Cemeteries in Normandy: How We Remember Those Who Gave the Ultimate Sacrifice

The next stop in our journey was a little town named Bayeux, where we visited sites corresponding to the invasion of Normandy, including Utah and Omaha Beaches. While these sites were interesting, I found how each nation buried its dead to be the most compelling and emotion provoking aspect of Normandy.

How the cemeteries addressed how to bury those who gave the ultimate sacrifice during the Normandy invasions are vastly different. The difference between the Allies buried on French soil versus the burial of the enemy fallen on Allied ground is notable. However, each cemetery had the goal of remembering the lives that were lost. Coincidentally, it rained at every cemetery I visited, which felt like I was experiencing the weeping of those who lost their son, husband, or father in war – making me reflect and be thankful for what I have and those who have served.

The first cemetery we visited was the Commonwealth Cemetery in Bayeux. Unlike the other cemeteries, this cemetery housed thousands of British graves and Soviet, Polish, and other Allies’ graves. The cemetery also housed a few hundred German graves, which was shocking to me.

I thought the Commonwealth Cemetery portrayed a warm feeling. White marble headstones were personalized with different scriptures and quotes. Flowers adorned the front of the headstones, adding vibrance and a feeling of the resilience of those who continued without them. The lack of uniformity made me feel like I was looking at individuals with different personalities and lives. The layout of the cemetery, being in ranks, did offer a sense of camaraderie. Although they were individuals, they stood and fell together, fighting for their country.

This cemetery was also the first on my trip to answer the question of how we should commemorate enemy dead. German graves were lined with somber stone headstones with a name, the German symbol, and not an ounce of personality. While there were flowers on these graves, it is apparent in the material alone as to whose graves were to receive more dignity – the victors.

The rows of graves at the British Cemetery.

The German Cemetery at La Cambe continues to answer the question of commemoration of Wehrmacht dead but in terms of an entire cemetery. Being buried in allied land, the cemetery designers had to be careful not to memorialize Nazism but to give a resting ground to fellow humans – however, elements of this cemetery air on the controversial side as the goal is to not associate religion with the beliefs of the Nazi Party and Hitler. Two elements that stick out as possible associations with Christianity are the sets of five crosses in a row and the statues of a man and woman at the top of a hill. The architects argued that the crosses are not Christian but rather German, and the statues on the hill, which look like Mary and Joseph, and rather German parents grieving for their lost sons.

Aside from the controversy, this cemetery did a great job meeting the fine line between glory and disrespect in a solemn atmosphere. While not glorifying the Germans, the cemetery offered a respectful resting ground for those who had lost their lives for a cause in which they may or may not have believed. Something I found surprising was that the graves were two or more people deep. This takes out the space to add any additional information to the headstones, removing the sense of individualism.
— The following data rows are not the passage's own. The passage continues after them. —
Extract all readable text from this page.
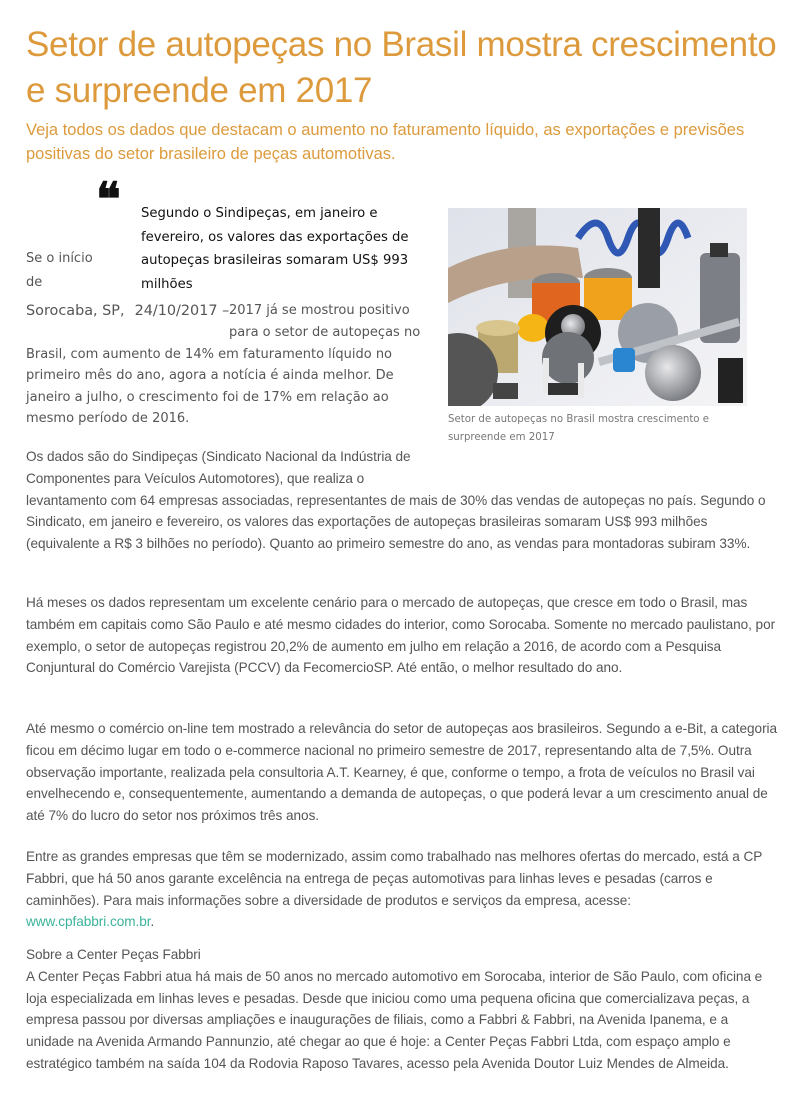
Setor de autopeças no Brasil mostra crescimento e surpreende em 2017

Veja todos os dados que destacam o aumento no faturamento líquido, as exportações e previsões positivas do setor brasileiro de peças automotivas.

❝ Segundo o Sindipeças, em janeiro e fevereiro, os valores das exportações de autopeças brasileiras somaram US$ 993 milhões

Se o início de
Sorocaba, SP, 24/10/2017 – 2017 já se mostrou positivo
para o setor de autopeças no
Brasil, com aumento de 14% em faturamento líquido no primeiro mês do ano, agora a notícia é ainda melhor. De janeiro a julho, o crescimento foi de 17% em relação ao mesmo período de 2016.	Setor de autopeças no Brasil mostra crescimento e surpreende em 2017

Os dados são do Sindipeças (Sindicato Nacional da Indústria de Componentes para Veículos Automotores), que realiza o
levantamento com 64 empresas associadas, representantes de mais de 30% das vendas de autopeças no país. Segundo o Sindicato, em janeiro e fevereiro, os valores das exportações de autopeças brasileiras somaram US$ 993 milhões (equivalente a R$ 3 bilhões no período). Quanto ao primeiro semestre do ano, as vendas para montadoras subiram 33%.

Há meses os dados representam um excelente cenário para o mercado de autopeças, que cresce em todo o Brasil, mas também em capitais como São Paulo e até mesmo cidades do interior, como Sorocaba. Somente no mercado paulistano, por exemplo, o setor de autopeças registrou 20,2% de aumento em julho em relação a 2016, de acordo com a Pesquisa Conjuntural do Comércio Varejista (PCCV) da FecomercioSP. Até então, o melhor resultado do ano.

Até mesmo o comércio on-line tem mostrado a relevância do setor de autopeças aos brasileiros. Segundo a e-Bit, a categoria ficou em décimo lugar em todo o e-commerce nacional no primeiro semestre de 2017, representando alta de 7,5%. Outra observação importante, realizada pela consultoria A.T. Kearney, é que, conforme o tempo, a frota de veículos no Brasil vai envelhecendo e, consequentemente, aumentando a demanda de autopeças, o que poderá levar a um crescimento anual de até 7% do lucro do setor nos próximos três anos.

Entre as grandes empresas que têm se modernizado, assim como trabalhado nas melhores ofertas do mercado, está a CP Fabbri, que há 50 anos garante excelência na entrega de peças automotivas para linhas leves e pesadas (carros e caminhões). Para mais informações sobre a diversidade de produtos e serviços da empresa, acesse:
www.cpfabbri.com.br.

Sobre a Center Peças Fabbri
A Center Peças Fabbri atua há mais de 50 anos no mercado automotivo em Sorocaba, interior de São Paulo, com oficina e loja especializada em linhas leves e pesadas. Desde que iniciou como uma pequena oficina que comercializava peças, a empresa passou por diversas ampliações e inaugurações de filiais, como a Fabbri & Fabbri, na Avenida Ipanema, e a unidade na Avenida Armando Pannunzio, até chegar ao que é hoje: a Center Peças Fabbri Ltda, com espaço amplo e estratégico também na saída 104 da Rodovia Raposo Tavares, acesso pela Avenida Doutor Luiz Mendes de Almeida.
The German Cemetery with sets of five German crosses lining the grounds.

The last cemetery we visited was the American Military Cemetery in Coleville sur Mer, established and maintained by the American Battle Monuments Commission. Growing up as an Army Brat, I have attended my fair share of military funeral ceremonies and cemeteries. The American Cemetery in Normandy exudes the same general feeling of those in the United States: heroism and glory to the fallen. The cemetery was rather extravagant, with red paths into fields of green and perfect formations of pure white marble headstones. Row after row, column after column, great pride is taken into the cemetery’s upkeep. I mentioned to one of my classmates that I almost forgot that I was in France due to the surroundings making me feel as if I were home.

Compared to the previous cemeteries, the American Cemetery portrays the feeling of bravery as a giant bronze statue, “Spirit of American Youth Rising from the Waves,” overlooks the thousands of graves, representing the unconquerable spirit of the men who served. The purity of these young men is displayed through the cleanliness of the cemetery and the crisp white accents. Comradery is displayed through the perfect ranks of graves and the placing of dozens of brothers and sons and fathers together. It meant a lot to me that I could connect with those buried as I got to place a flag on a Buckeye who was in the 101st Airborne Division, the same unit in which my father served.

After seeing the lines of graves and hearing of the twins (I am a twin, so this resonated with me) who enlisted, died, and were buried together, the American Cemetery put the losses we amassed during the war into perspective. Unfortunately, the young men had lives ahead of them and did not make it past Normandy. As a result, I reflected on those in my life and how thankful I am for their service and company, knowing that tomorrow is uncertain.

The “Spirit of American Youth Rising from the Waves” statue at the American Cemetery.